Like everyone else but two members of the House, Paul Ryan voted for the STOCK Act, a watered-down version of a bill that would ban insider trading among members of Congress. Before he did that, however, Ryan spent 2008 wheeling and dealing his bank stock portfolio to match his knowledge gained as a member of Congress during the financial crisis.
Republican Vice Presidential Pick Paul Ryan sold shares in a number of financial companies including Citigroup, General Electric, Wachovia, and JP Morgan Chase on the same day as then-Treasury Secretary Henry Paulson and Fed Chairman Ben Bernanke held a closed meeting with congressional leaders during the financial crisis.
At issue are the sale of troubled banks like Wachovia and Citi, as well as General Electric’s struggling capital unit, dated on September 18, 2008 — the same day as the meeting with Bernanke and Paulson according to the Associated Press [...]
The sales total as much as $60,000 — although they could be considerably less. The House disclosure forms do not require specific values from members.
OpenSecrets.org estimates Ryan has a net worth between $927,100 to $3,207,000.
Ryan’s disclosure also shows the purchase of shares in Goldman Sachs, which was considered a relatively safer bank at the time.
This information was first uncovered by the Richmonder. The September 18 meeting was held at night, and you would assume that these trades occurred during the day. But Ryan was trading a lot of individual bank stocks throughout 2008, when the financial crisis reached its peak. I think Brad DeLong gets this right:
The impression I get from these 27 transactions in individual bank stocks in 12 months, 17 of which involve not net injections or withdrawals but rather switches between banks, is of a guy who simply does not know what he is doing [...]
At the level at which part-timer Paul Ryan plays this game–Oh! Goldman is undervalued relative to Citigroup on January 22! Oh! Citigroup is undervalued relative to Goldman on February 22! Oh! Goldman is undervalued relative to Citigroup on June 16! Oh! Goldman is undervalued relative to Citigroup on September 18! Oh! Goldman is overvalued relative to Citigroup on October 20!–he can no more win than Reagan-era ex-Secretary William Bennett could win as he dropped $7 million over the years in Las Vegas. An intelligent man takes the advice of the computer in the movie “Wargames”: “A very interesting game.
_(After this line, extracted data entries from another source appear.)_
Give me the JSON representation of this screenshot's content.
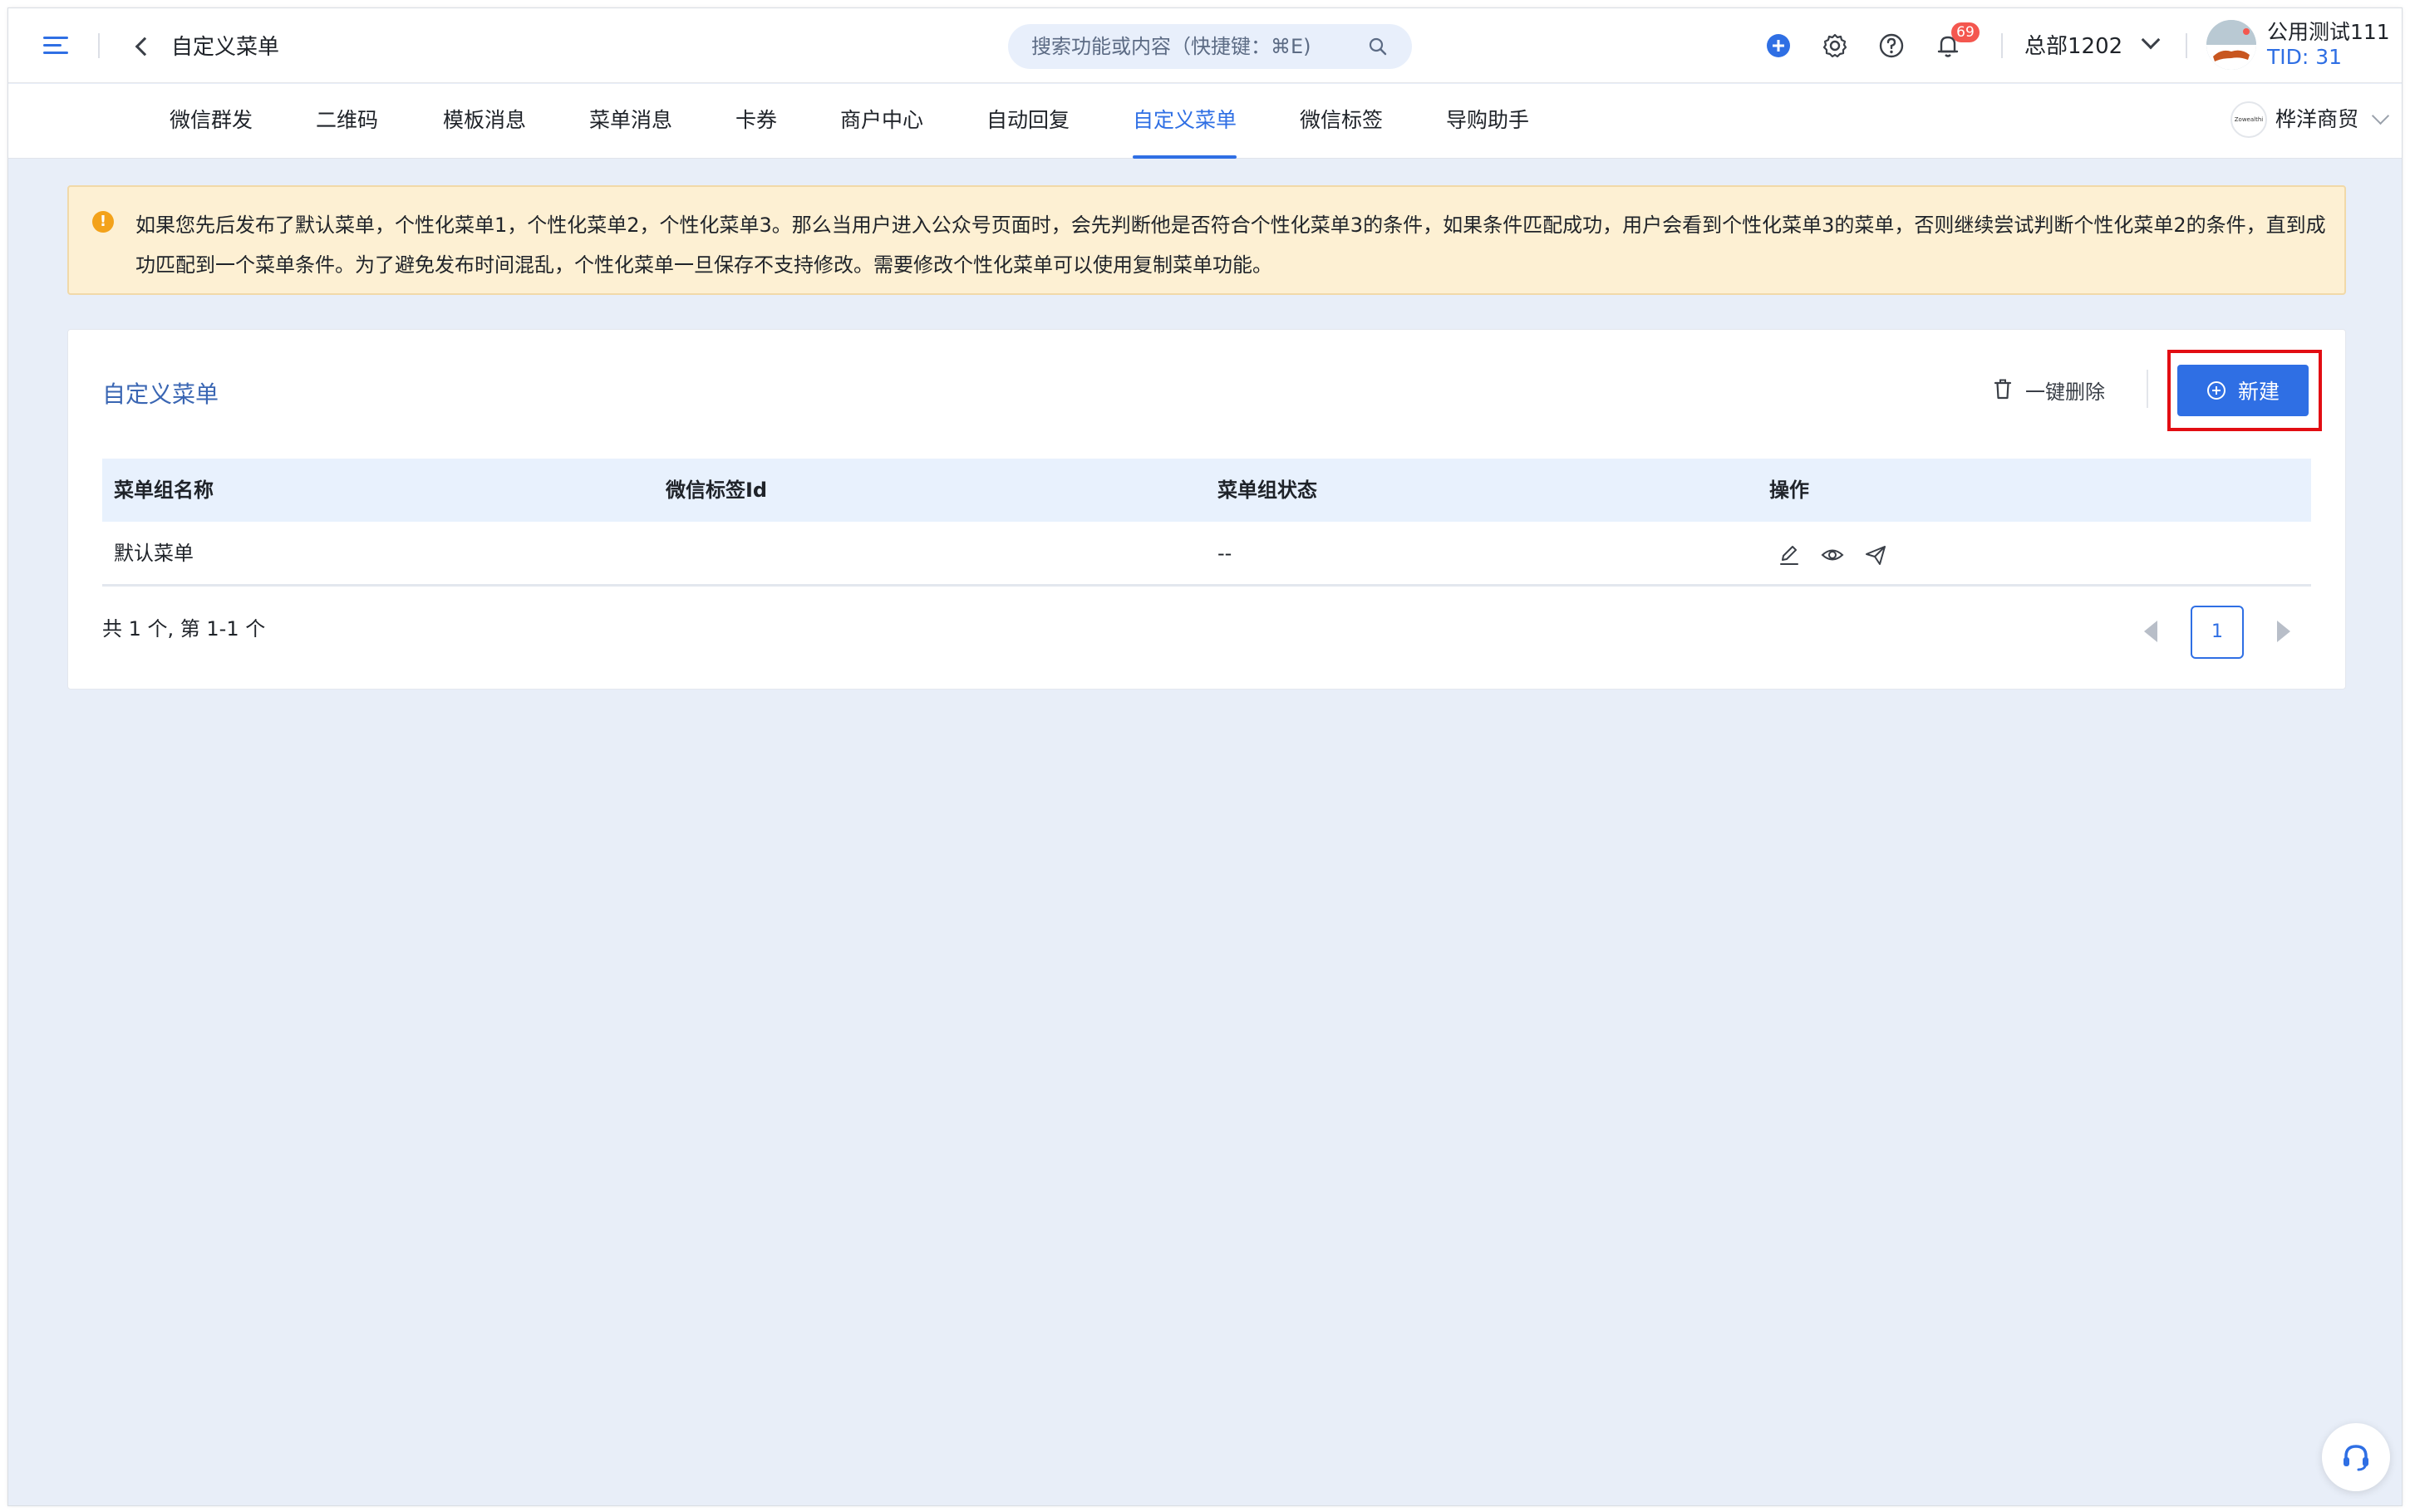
{
  "header": {
    "title": "自定义菜单",
    "search_placeholder": "搜索功能或内容（快捷键：⌘E)",
    "notification_count": "69",
    "org_name": "总部1202",
    "user_name": "公用测试111",
    "tid": "TID: 31"
  },
  "tabs": [
    {
      "label": "微信群发",
      "active": false
    },
    {
      "label": "二维码",
      "active": false
    },
    {
      "label": "模板消息",
      "active": false
    },
    {
      "label": "菜单消息",
      "active": false
    },
    {
      "label": "卡券",
      "active": false
    },
    {
      "label": "商户中心",
      "active": false
    },
    {
      "label": "自动回复",
      "active": false
    },
    {
      "label": "自定义菜单",
      "active": true
    },
    {
      "label": "微信标签",
      "active": false
    },
    {
      "label": "导购助手",
      "active": false
    }
  ],
  "shop": {
    "logo_text": "Zowealthi",
    "name": "桦洋商贸"
  },
  "alert": {
    "text": "如果您先后发布了默认菜单，个性化菜单1，个性化菜单2，个性化菜单3。那么当用户进入公众号页面时，会先判断他是否符合个性化菜单3的条件，如果条件匹配成功，用户会看到个性化菜单3的菜单，否则继续尝试判断个性化菜单2的条件，直到成功匹配到一个菜单条件。为了避免发布时间混乱，个性化菜单一旦保存不支持修改。需要修改个性化菜单可以使用复制菜单功能。"
  },
  "card": {
    "title": "自定义菜单",
    "delete_all_label": "一键删除",
    "new_label": "新建",
    "columns": [
      "菜单组名称",
      "微信标签Id",
      "菜单组状态",
      "操作"
    ],
    "rows": [
      {
        "name": "默认菜单",
        "tag_id": "",
        "status": "--"
      }
    ],
    "total_text": "共 1 个, 第 1-1 个",
    "current_page": "1"
  },
  "colors": {
    "accent": "#2f6fe4",
    "alert_bg": "#fdf0d3",
    "highlight": "#e20d13",
    "badge": "#f4574f"
  }
}
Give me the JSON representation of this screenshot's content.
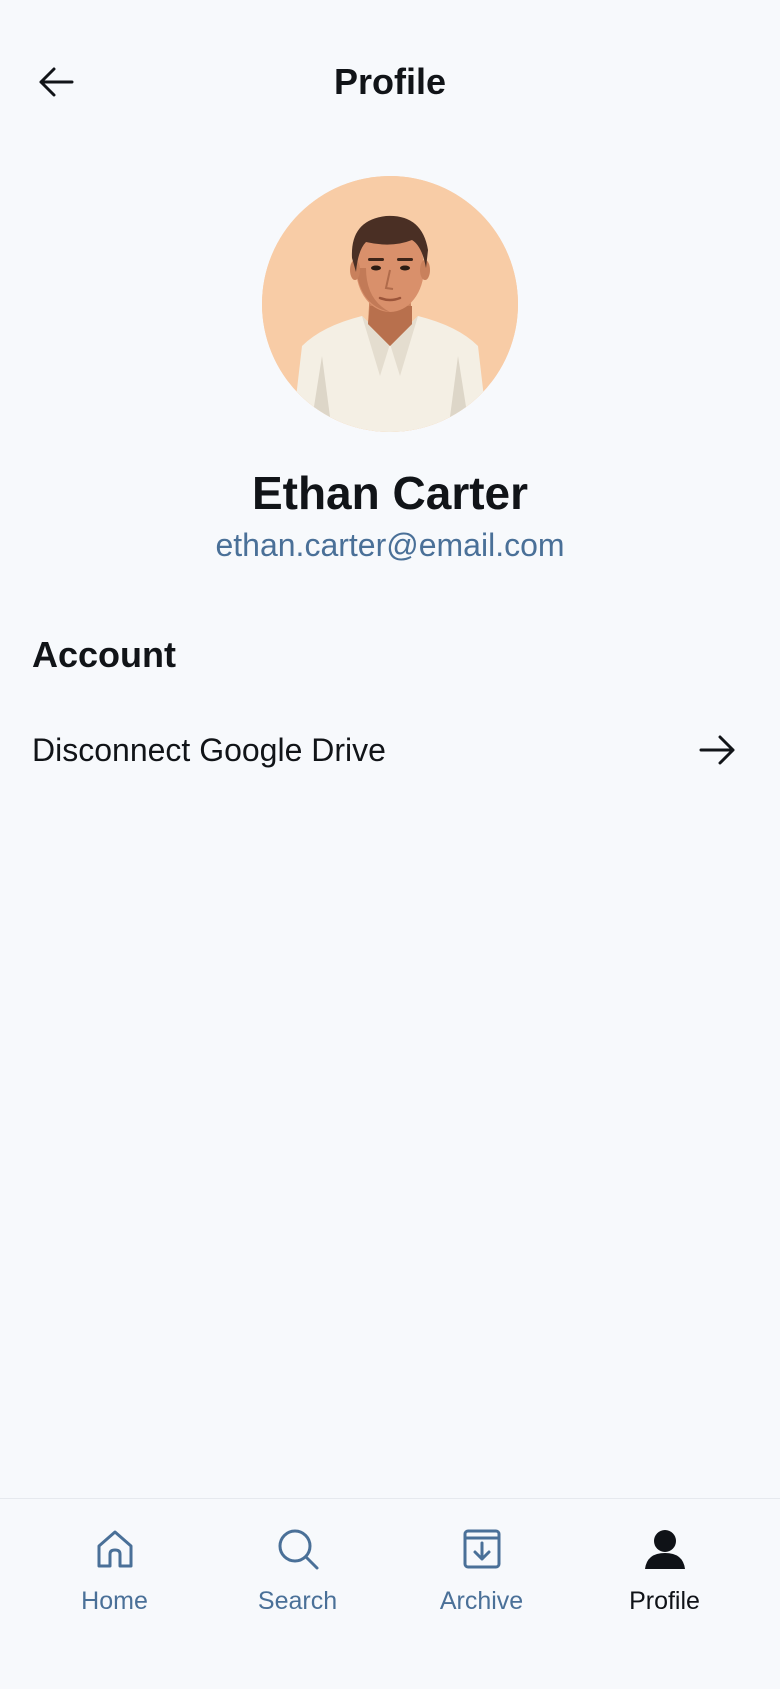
{
  "header": {
    "title": "Profile",
    "back_icon": "arrow-left-icon"
  },
  "profile": {
    "name": "Ethan Carter",
    "email": "ethan.carter@email.com",
    "avatar_icon": "user-portrait-avatar"
  },
  "account": {
    "section_title": "Account",
    "items": [
      {
        "label": "Disconnect Google Drive",
        "icon": "arrow-right-icon"
      }
    ]
  },
  "bottom_nav": {
    "items": [
      {
        "label": "Home",
        "icon": "home-icon",
        "active": false
      },
      {
        "label": "Search",
        "icon": "search-icon",
        "active": false
      },
      {
        "label": "Archive",
        "icon": "archive-icon",
        "active": false
      },
      {
        "label": "Profile",
        "icon": "person-icon",
        "active": true
      }
    ]
  },
  "colors": {
    "background": "#f7f9fc",
    "text_primary": "#111418",
    "text_secondary": "#4a7098",
    "avatar_bg": "#f8cca6"
  }
}
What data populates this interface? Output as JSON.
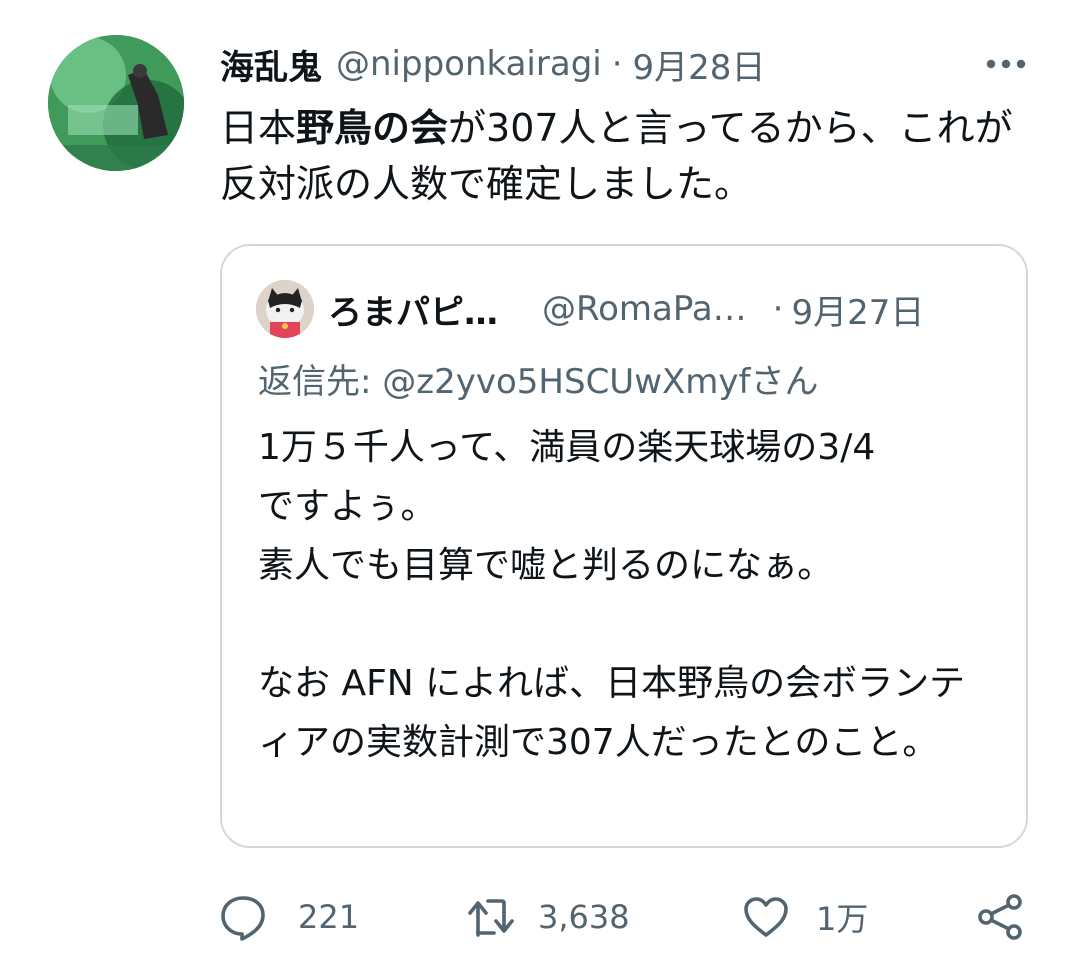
{
  "tweet": {
    "display_name": "海乱鬼",
    "handle": "@nipponkairagi",
    "dot": "·",
    "time": "9月28日",
    "text_part1": "日本",
    "text_bold": "野鳥の会",
    "text_part2": "が307人と言ってるから、これが反対派の人数で確定しました。"
  },
  "quote": {
    "display_name": "ろまパピ…",
    "handle": "@RomaPa…",
    "dot": "·",
    "time": "9月27日",
    "reply_to": "返信先: @z2yvo5HSCUwXmyfさん",
    "paragraph1": "1万５千人って、満員の楽天球場の3/4\nですよぅ。\n素人でも目算で嘘と判るのになぁ。",
    "paragraph2": "なお AFN によれば、日本野鳥の会ボランティアの実数計測で307人だったとのこと。"
  },
  "actions": {
    "reply_count": "221",
    "retweet_count": "3,638",
    "like_count": "1万"
  },
  "icons": {
    "more": "more-horizontal-icon",
    "reply": "reply-bubble-icon",
    "retweet": "retweet-icon",
    "like": "heart-icon",
    "share": "share-icon"
  },
  "colors": {
    "text_primary": "#0f1419",
    "text_secondary": "#536471",
    "border": "#cfd9de"
  }
}
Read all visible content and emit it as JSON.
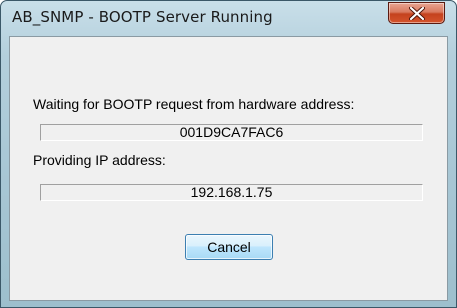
{
  "window": {
    "title": "AB_SNMP - BOOTP Server Running",
    "close_icon": "close-icon"
  },
  "dialog": {
    "waiting_label": "Waiting for BOOTP request from hardware address:",
    "hardware_address": "001D9CA7FAC6",
    "providing_label": "Providing IP address:",
    "ip_address": "192.168.1.75",
    "cancel_label": "Cancel"
  },
  "colors": {
    "frame": "#a7c6d4",
    "close_button": "#c4421e",
    "client_background": "#f0f0f0",
    "button_border": "#3c7fb1"
  }
}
The only way to win is not to play.”
I don’t want to hire as my vice president and federal budget czar somebody who uses Congressional inside information to profit by switching his portfolio back and forth between Citigroup and Goldman five times a year: I want somebody with better ethics [...]
I don’t want to hire as my vice president and federal budget czar somebody who investing very part-time with no analytical support and without inside information switches his portfolio back and forth between Citigroup and Goldman five times a year: I want somebody with a better brain.
I think we can assume that the Citi-to-Goldman shifts and the other shifts we see in Ryan’s portfolio are, as DeLong suggests, an attempt to profit off inside information. He hears something about one bank going up or down and moves his money around. Rumors were flying at that time, and especially in Washington.
But people like this always seem to fail upwards. That net worth comes despite a career in public service, including an early career with low-wage staffer jobs that necessitated moonlighting as a personal trainer. Ryan always had a safety net, unlike what he wants to give to the country, in the form of a wealthy family with a major local construction business in Janesville, Wisconsin. Also, his wife comes from an oil fortune. Based on these haphazard trades, it’s a good thing there was a well of money to draw from.
UPDATE: Ryan’s alibi is that these were mechanized trades based on a holding in the Russell 1000 index. Based on the available information, I would say that it’s really stupid to hold a Russell 1000 index because it seems almost impossible to make any money off it. But it satisfies the question of insider trading for me, at least.
… this is also true. If it were an index fund you would see the trades on the index fund. You wouldn’t see individual trades within the index fund. In addition, “There are many too few transactions listed on the financial disclosure form for Ryan to have been rolling his own Russell 1000 tracker.”
I don’t know now that this had to be updated. I already refuted the allegation about the September 18 trade being tied to that meeting. The record shows a series of haphazard trades. They can’t be inside a fund. Maybe Ryan isn’t doing this himself; that’s his claim. Whoever is doing it is a really bad financial consultant, and the fact that this is so heavy on bank stocks at a troubled time for banks should raise some eyebrows.